Relatório de emprego reforça resiliência da economia americana, sustenta juros elevados por mais tempo e influencia o câmbio global

Por Isabela Ortiz

11/02/2026 | 14:20 Atualização: 11/02/2026 | 14:20

Payroll dos EUA cria 130 mil vagas em janeiro; dado reduz pressão por cortes do Fed e mexe com a cotação do dólar. (Foto: Adobe Stock)
Payroll dos EUA cria 130 mil vagas em janeiro; dado reduz pressão por cortes do Fed e mexe com a cotação do dólar. (Foto: Adobe Stock)
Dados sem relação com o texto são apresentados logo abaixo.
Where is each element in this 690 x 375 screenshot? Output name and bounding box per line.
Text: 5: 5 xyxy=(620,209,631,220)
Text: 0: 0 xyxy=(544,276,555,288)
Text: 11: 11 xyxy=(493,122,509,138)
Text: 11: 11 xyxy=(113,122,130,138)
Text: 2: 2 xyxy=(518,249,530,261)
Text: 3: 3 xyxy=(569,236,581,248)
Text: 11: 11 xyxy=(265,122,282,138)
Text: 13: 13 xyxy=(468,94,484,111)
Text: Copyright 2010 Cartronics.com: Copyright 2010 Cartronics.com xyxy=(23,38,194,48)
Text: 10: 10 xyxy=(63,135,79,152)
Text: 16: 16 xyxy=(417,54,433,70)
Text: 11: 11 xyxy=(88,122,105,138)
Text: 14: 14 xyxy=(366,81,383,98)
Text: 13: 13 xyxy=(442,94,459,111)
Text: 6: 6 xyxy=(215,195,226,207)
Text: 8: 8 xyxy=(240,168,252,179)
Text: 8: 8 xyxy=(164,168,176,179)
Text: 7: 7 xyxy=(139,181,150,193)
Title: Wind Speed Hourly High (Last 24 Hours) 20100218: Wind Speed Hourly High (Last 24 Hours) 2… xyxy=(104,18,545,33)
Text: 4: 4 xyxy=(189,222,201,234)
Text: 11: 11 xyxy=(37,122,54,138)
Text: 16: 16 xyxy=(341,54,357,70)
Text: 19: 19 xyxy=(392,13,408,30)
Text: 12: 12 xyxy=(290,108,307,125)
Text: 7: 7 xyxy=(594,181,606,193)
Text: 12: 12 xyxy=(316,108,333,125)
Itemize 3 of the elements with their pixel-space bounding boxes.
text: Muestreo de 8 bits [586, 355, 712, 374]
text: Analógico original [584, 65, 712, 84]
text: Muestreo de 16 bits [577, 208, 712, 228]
A economia dos Estados Unidos criou 130 mil vagas de trabalho em janeiro, enquanto a taxa de desemprego permaneceu praticamente estável em 4,3%, segundo dados divulgados nesta quarta-feira (11) pelo U.S. Bureau of Labor Statistics (BLS) sobre o payroll. O salário médio por hora avançou 0,4% no mês e acumula alta de 3,7% em 12 meses. O conjunto de números reacende o debate sobre até quando o Federal Reserve (Fed, o banco central do país) poderá manter os juros elevados, fator decisivo para a cotação do dólar frente ao real.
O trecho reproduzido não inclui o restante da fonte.